Representation Forcing for Bottleneck-Free Unified Multimodal Models
Abstract Overview
This paper studies unified multimodal models that perform both visual understanding and image generation, and argues that existing systems retain a structural bottleneck because image generation depends on a frozen, separately pretrained VAE. The authors propose Representation Forcing (RF), which trains the decoder to autoregressively predict discrete visual representation tokens derived from the model’s own understanding encoder before generating pixels. These predicted representation tokens remain in the sequence and guide pixel-space diffusion within the same transformer backbone, removing the need for an external generative latent space. Experiments compare pixel-space and VAE-based variants under matched architecture, data, and training settings, showing effects on both text-to-image generation and image understanding.
Novelty
The distinctive idea is to make representation prediction a native decoder capability in a unified multimodal model, using discretized features from the jointly trained understanding encoder as intermediate generation targets. This replaces externally pretrained VAE latents with in-context representation tokens that connect perception and generation inside a single end-to-end framework.
Results
On text-to-image generation, the pixel-space RF model matches strong VAE-based unified baselines, reaching 0.84 GenEval and 84.15 DPG-Bench without an LLM rewriter, and 0.88 GenEval with a rewriter. On understanding, RF improves both pixel-space and VAE-based settings, with the pixel-space RF variant outperforming the VAE+RF variant on 6 of 8 reported benchmarks. Ablations also show RF is critical for pixel-space generation, raising GenEval from 0.25 to 0.76, while discrete representation prediction outperforms continuous regression and auxiliary alignment.
Key Points
- Representation Forcing inserts autoregressively predicted visual representation tokens between text and pixels, so pixel generation is guided by the model’s own understanding features rather than an external VAE latent space.

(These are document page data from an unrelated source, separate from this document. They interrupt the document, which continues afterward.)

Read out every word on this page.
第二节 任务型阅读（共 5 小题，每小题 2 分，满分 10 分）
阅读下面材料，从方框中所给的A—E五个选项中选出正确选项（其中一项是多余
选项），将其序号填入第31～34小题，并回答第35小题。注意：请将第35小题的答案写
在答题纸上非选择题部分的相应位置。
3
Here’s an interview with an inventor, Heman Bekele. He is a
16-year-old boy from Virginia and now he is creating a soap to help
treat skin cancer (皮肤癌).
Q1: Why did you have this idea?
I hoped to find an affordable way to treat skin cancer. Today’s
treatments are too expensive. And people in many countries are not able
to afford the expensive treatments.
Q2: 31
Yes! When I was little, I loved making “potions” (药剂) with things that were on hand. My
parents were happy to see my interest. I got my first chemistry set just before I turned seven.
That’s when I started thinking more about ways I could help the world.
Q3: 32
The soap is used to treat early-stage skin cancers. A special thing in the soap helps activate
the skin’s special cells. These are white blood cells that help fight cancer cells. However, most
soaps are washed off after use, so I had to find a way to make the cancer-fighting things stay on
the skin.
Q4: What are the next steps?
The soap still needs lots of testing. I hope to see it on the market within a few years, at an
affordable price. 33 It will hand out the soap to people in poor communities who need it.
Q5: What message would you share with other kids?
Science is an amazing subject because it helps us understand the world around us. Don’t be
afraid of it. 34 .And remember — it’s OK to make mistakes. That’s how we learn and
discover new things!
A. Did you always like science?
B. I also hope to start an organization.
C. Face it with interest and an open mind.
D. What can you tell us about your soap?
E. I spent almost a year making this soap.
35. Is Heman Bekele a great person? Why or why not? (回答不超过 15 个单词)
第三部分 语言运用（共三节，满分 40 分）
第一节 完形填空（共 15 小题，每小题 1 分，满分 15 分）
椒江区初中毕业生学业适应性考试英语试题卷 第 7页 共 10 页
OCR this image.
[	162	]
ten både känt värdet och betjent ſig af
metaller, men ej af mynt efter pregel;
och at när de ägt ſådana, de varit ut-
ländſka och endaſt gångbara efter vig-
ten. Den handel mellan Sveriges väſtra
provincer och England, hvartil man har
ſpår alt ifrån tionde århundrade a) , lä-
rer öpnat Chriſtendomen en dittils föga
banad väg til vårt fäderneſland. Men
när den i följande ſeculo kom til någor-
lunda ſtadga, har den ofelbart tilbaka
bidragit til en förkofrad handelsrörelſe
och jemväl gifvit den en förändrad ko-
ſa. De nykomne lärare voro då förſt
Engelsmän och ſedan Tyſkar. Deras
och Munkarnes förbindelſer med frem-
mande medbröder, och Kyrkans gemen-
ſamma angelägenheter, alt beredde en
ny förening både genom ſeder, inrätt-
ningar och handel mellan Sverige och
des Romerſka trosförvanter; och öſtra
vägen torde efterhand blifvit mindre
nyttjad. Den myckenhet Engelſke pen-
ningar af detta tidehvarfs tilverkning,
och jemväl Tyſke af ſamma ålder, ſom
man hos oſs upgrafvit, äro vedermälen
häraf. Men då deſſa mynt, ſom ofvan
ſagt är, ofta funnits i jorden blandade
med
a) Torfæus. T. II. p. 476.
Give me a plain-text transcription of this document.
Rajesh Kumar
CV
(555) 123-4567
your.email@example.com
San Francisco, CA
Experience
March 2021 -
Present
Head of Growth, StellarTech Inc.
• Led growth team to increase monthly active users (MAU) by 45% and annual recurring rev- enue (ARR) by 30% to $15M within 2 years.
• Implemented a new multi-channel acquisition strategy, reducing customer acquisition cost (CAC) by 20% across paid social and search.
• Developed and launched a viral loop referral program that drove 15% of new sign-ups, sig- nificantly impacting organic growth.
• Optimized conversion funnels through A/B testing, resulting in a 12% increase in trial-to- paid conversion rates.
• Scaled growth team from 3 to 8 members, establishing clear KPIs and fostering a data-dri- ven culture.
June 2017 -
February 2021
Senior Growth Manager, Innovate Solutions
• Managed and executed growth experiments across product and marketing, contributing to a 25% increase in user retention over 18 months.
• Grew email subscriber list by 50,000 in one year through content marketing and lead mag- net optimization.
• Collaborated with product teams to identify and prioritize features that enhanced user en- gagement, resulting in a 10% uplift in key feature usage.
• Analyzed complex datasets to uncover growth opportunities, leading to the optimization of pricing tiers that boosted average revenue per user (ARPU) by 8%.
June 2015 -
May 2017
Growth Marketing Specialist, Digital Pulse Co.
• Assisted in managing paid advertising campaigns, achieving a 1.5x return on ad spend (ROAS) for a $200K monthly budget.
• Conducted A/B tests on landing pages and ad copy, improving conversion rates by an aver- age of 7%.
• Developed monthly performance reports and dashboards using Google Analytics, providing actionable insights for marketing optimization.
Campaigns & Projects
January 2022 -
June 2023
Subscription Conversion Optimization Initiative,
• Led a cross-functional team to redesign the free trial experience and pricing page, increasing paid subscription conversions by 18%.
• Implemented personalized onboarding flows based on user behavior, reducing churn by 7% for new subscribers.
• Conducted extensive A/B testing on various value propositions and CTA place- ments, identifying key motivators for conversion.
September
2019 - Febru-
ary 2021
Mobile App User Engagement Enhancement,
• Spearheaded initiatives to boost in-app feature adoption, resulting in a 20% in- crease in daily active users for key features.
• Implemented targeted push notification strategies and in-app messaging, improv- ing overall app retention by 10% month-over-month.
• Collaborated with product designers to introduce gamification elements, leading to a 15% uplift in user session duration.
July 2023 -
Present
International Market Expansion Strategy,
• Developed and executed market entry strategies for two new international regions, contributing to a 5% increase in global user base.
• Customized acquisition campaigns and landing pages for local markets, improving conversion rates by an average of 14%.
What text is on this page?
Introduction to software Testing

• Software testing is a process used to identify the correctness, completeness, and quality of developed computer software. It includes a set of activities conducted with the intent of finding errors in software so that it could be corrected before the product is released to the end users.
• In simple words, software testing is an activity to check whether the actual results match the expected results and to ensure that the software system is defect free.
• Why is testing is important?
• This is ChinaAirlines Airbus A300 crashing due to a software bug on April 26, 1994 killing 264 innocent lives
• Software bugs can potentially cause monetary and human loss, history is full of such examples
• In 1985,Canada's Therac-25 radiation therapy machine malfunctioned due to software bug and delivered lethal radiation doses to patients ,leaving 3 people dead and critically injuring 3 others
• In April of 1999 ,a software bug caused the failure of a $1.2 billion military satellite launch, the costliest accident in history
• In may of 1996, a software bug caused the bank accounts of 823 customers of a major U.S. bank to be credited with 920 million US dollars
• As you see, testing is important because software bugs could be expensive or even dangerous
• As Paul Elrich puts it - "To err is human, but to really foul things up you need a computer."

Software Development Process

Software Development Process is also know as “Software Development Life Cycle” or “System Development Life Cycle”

- Under controlled comparisons, the pixel-space RF model achieves generation quality comparable to state-of-the-art VAE-based unified models while operating directly in pixel space at up to 1024×1024 resolution.
- RF also improves multimodal understanding, especially on benchmarks tied to high-level visual semantics, and ablations indicate that discrete representation tokens are much more effective than continuous regression or auxiliary feature alignment.